The Primary Care Partnership brought together key leaders in areas such as General Practice, nursing, medical training and education, rehabilitation services, nutrition and patient care and pharmaceuticals to produce a series of potential solutions which should be put in place in order to tackle Ireland’s health problems.
The document addresses a number of significant areas, including; How Primary care can better function through improved access to services; Data protection and technology; Access to rural medical services; General Practice, Emergency Departments and; Managing the patient overload.
It was today presented to the government, HSE and other key stakeholders.
The event was chaired by Dr. Andy Jordan, Chairman of the National Association of General Practitioners (NAGP), and included presentations from Dr. Ronan Fawsitt, General Practitioner and Professor Garry Courtney, Consultant Physician and Gastroenterologist, St. Luke’s Hospital Kilkenny.
Chairman of the Primary Care Partnership, Mr. Chris Goodey urged the government to take seriously the ideas proposed in the document and to ensure a recruitment drive for GPs takes place. “This document presents an opportunity for all healthcare professionals to work together towards a primary care service that both patients and healthcare professionals deserve. For the first time ever, primary care providers have come together to give the government a series of solutions to fix our health service. We now have an opportunity to put in place some tangible change which can make a real difference to everyone involved – patients, providers and regulators. As part of this, the Government must undertake a recruitment drive for GPs and ensure that positions are attractive to both recent graduates and experienced GPs.”
“On behalf of the members of the Primary Care Partnership I would like to call on all stakeholders to come together to use this to engage in confronting the challenges facing the Irish health system,” he said.
Earlier this year, hundreds of community-based health and social care professionals, along with key national and international opinion leaders, came together at the inaugural Primary Care Partnership conference in Maynooth, Co.
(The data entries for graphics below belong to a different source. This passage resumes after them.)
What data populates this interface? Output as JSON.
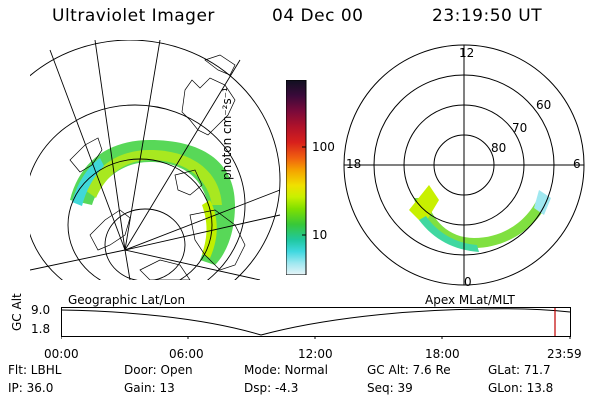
{
  "header": {
    "title": "Ultraviolet Imager",
    "date": "04 Dec 00",
    "time": "23:19:50 UT"
  },
  "colorbar": {
    "unit_label": "photon cm⁻²s⁻¹",
    "ticks": [
      "100",
      "10"
    ],
    "colors": [
      "#101020",
      "#3a0a3a",
      "#7a0a3a",
      "#b0122a",
      "#d8201c",
      "#f06010",
      "#f5a000",
      "#f0e000",
      "#c8f000",
      "#80e000",
      "#38c838",
      "#20c8a0",
      "#40d8e0",
      "#a0e8f0",
      "#e8f4f8"
    ]
  },
  "panels": {
    "left_label": "Geographic Lat/Lon",
    "right_label": "Apex MLat/MLT"
  },
  "polar": {
    "mlt": [
      "12",
      "18",
      "6",
      "0"
    ],
    "mlat": [
      "60",
      "70",
      "80"
    ]
  },
  "altitude_plot": {
    "axis_title": "GC Alt",
    "y_ticks": [
      "9.0",
      "1.8"
    ],
    "x_ticks": [
      "00:00",
      "06:00",
      "12:00",
      "18:00",
      "23:59"
    ]
  },
  "status": {
    "flt": "Flt: LBHL",
    "ip": "IP: 36.0",
    "door": "Door: Open",
    "gain": "Gain: 13",
    "mode": "Mode: Normal",
    "dsp": "Dsp:  -4.3",
    "gcalt": "GC Alt: 7.6 Re",
    "seq": "Seq: 39",
    "glat": "GLat:  71.7",
    "glon": "GLon:  13.8"
  }
}
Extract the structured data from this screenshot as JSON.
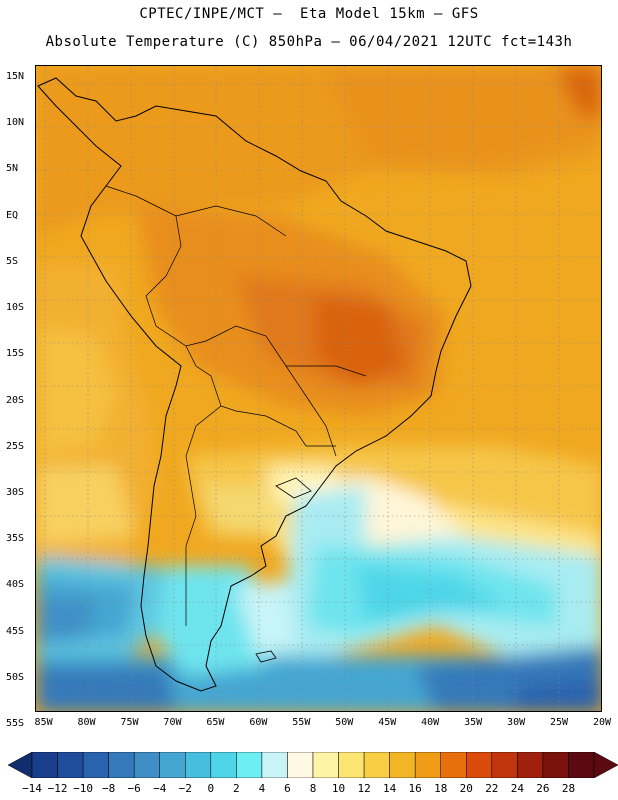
{
  "header": {
    "line1": "CPTEC/INPE/MCT –  Eta Model 15km – GFS",
    "line2": "Absolute Temperature (C) 850hPa – 06/04/2021 12UTC fct=143h"
  },
  "map": {
    "lat_labels": [
      "15N",
      "10N",
      "5N",
      "EQ",
      "5S",
      "10S",
      "15S",
      "20S",
      "25S",
      "30S",
      "35S",
      "40S",
      "45S",
      "50S",
      "55S"
    ],
    "lon_labels": [
      "85W",
      "80W",
      "75W",
      "70W",
      "65W",
      "60W",
      "55W",
      "50W",
      "45W",
      "40W",
      "35W",
      "30W",
      "25W",
      "20W"
    ],
    "lat_range": [
      15,
      -55
    ],
    "lon_range": [
      -85,
      -20
    ]
  },
  "colorbar": {
    "labels": [
      "-14",
      "-12",
      "-10",
      "-8",
      "-6",
      "-4",
      "-2",
      "0",
      "2",
      "4",
      "6",
      "8",
      "10",
      "12",
      "14",
      "16",
      "18",
      "20",
      "22",
      "24",
      "26",
      "28"
    ],
    "colors": [
      "#1a3e8c",
      "#1f4c9c",
      "#2a63ad",
      "#3679ba",
      "#3f8fc6",
      "#45a6d2",
      "#47bedd",
      "#4ed6e8",
      "#6ceef2",
      "#c8f4f8",
      "#fff9e3",
      "#fff3a8",
      "#fde574",
      "#f8cf44",
      "#f2b527",
      "#f19c16",
      "#e96f0d",
      "#d94a0b",
      "#c0350d",
      "#9f200c",
      "#7a120b",
      "#5a0a10"
    ]
  }
}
Kildare to prepare a plan to meet some of the many challenges facing the Irish health system.
The conference was divided into eight plenary sessions, where global leaders in health were invited to share their experiences and ideas. Nine workshops then took place where those ideas were refined into action plans, with each session facilitated by a team of expert writers and health professionals. Together they produced a framework document and strategy on which all participants agreed.
Participants in the conference – comprising allied healthcare professionals –examined a range of issues in primary care, and put forward solutions to nine topics:
1. Improved access to support services for primary care teams;
2. Improving primary care access for home / residential care;
3. Prevention is the Cure / Healthy Ireland;
4. Integrating primary care: data protection, patients and technology;
5. Prioritisation of patients / managing the overload;
6. General practice / ambulatory care / emergency department;
7. Improving patient care in rural Ireland;
8. Improving patient care in urban deprived environments;
9. Primary care – a vision for the future.
Following the plenary sessions, a number of workshops took place which presented an opportunity for delegates to engage with the many ideas presented and ultimately laid the foundation stone for this framework document and strategy.